Although now considered a dwarf planet (it was downgraded just seven months after the probe was launched), Pluto still holds a lot of intrigue for astronomers. Much of our current understanding of Pluto’s surface and atmosphere is educated guesswork. It was only in April that the probe was able to get the very first close-range colour image of Pluto and its moon Charon.
“We have actually visited most other locales in the solar system,” says Christou. “But we’ve never been to one of those ‘trans-Neptunian’ objects. It’s a real voyage of discovery because nobody knows what we’re going to find. The best telescopes on the Earth can’t put [together] more than a few pixels.”
Ice, rock and methane
When it makes its closest pass at 11.57am, the probe will be 12,500km from the surface of Pluto. It is thought to be composed mostly of ice and rock, although astronomers think the atmosphere is rich enough in methane gas to create winds on Pluto. It can then characterise specific details on the surface as well as the various temperatures of its surface.
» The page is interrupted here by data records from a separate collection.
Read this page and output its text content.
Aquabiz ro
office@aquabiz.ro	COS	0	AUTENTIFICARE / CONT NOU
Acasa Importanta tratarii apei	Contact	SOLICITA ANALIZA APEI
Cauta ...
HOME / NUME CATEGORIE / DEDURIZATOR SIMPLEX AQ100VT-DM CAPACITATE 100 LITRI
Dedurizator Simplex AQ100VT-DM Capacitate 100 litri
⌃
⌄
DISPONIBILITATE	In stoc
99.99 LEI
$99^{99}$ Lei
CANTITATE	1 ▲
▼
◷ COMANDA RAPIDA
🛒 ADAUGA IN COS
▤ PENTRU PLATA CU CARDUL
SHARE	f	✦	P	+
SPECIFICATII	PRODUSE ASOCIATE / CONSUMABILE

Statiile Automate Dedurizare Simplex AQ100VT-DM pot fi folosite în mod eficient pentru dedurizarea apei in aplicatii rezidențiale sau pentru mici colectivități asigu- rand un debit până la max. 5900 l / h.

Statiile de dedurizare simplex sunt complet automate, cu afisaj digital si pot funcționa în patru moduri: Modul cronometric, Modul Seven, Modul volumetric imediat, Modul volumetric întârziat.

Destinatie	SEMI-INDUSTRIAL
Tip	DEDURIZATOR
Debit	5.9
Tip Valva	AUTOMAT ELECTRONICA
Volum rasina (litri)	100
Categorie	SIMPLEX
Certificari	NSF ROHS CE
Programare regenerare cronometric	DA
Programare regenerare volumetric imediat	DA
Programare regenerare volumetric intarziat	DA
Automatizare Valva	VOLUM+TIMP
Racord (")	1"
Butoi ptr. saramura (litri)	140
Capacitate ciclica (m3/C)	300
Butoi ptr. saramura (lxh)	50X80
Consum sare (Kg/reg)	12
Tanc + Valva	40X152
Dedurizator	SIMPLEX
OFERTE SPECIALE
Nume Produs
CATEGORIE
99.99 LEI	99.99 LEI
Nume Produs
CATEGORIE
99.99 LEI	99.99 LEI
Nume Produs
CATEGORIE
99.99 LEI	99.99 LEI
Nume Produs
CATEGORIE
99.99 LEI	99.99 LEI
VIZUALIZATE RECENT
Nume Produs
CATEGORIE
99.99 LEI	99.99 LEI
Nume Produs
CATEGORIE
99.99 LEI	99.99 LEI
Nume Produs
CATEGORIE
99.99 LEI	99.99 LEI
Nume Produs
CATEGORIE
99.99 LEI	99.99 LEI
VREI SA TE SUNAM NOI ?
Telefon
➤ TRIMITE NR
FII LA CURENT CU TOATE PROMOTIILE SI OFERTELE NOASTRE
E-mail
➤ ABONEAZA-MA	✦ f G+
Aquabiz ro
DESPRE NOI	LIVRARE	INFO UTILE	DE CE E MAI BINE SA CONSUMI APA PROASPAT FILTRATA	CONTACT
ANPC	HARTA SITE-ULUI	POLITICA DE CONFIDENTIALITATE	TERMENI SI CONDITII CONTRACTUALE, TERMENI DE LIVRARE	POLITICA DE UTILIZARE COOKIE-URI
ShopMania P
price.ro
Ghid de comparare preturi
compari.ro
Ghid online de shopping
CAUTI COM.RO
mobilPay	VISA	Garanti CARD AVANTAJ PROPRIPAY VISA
“If you look at the instruments on board, they range from viewable cameras to infrared cameras, to radio monitoring to particle detectors,” says Nolan. “We will get a huge amount of signs about what Pluto is made of and therefore how it came about.”
The probe carries links with its past: on board are some of the ashes of Pluto’s discoverer, Clyde W Tombaugh. One of the scientific devices has been named after Venetia Burney Phair, the woman who named the planet when she was 11 years old.
After charting Pluto, the probe could go on to investigate other objects in the area that interest Nasa. It could also travel outwards beyond the solar system much in the way Voyager 1 travelled beyond the solar system after completing its mission of charting Neptune.
When this final phase of space exploration ends, a new one will open up. “Going to Pluto now sets a new goal for a new generation” says Nolan. “The next generation will have to think far wider, and indeed even into interstellar space.”
CUT DOWN TO SIZE: HOW PLANET PLUTO BECAME A DWARF
Pluto was discovered in 1930 by American astronomer Clyde W Tombaugh, based on the hypotheses of two previous astronomers who wanted to explain an orbital “wobble” observed in Pluto’s closest neighbour, Neptune. However, just 76 years later, it would lose this honour to become what is now known as a dwarf planet. What went wrong?
The main problem stemmed from the very term “planet”. The word had been left almost intentionally vague for most of human history. Until recently, many were content to put that label on whatever rotated around the sun and could be found with the naked eye or, later, telescopes.
It was Pluto that caused the modern debate about what exactly constitutes a planet. After it was discovered at an Arizona observatory, initial calculations put Pluto’s mass as equal to the Earth’s. However, as astronomical equipment and techniques improved throughout the century, this calculation was lowered to less than 1 per cent: smaller than our moon.
Things became worse in 1978, when Pluto’s moon Charon was discovered. Charon is more than half Pluto’s size and remarkably close to it; a flight from Ireland to Australia covers roughly the same distance. This led some astronomers to call Pluto a double dwarf planet: two mini-planets that act as one. As the number of moons rose to five, serious debate about the future of planet Pluto began to be discussed.
In 2006 the International Astronomical Union released its formal definition of a planet as something that:
(1) revolves around the sun
(2) has enough mass to form a round shape
(3) has cleared the neighbourhood around its orbit.
It is this third condition that Pluto failed to meet. Pluto moves around countless large asteroids and debris along its path, an area in the outer solar system known as the Kuiper Belt.
While New Horizons won't help to disprove Pluto as being a dwarf planet, astronomers will soon find out just how planet-like it is.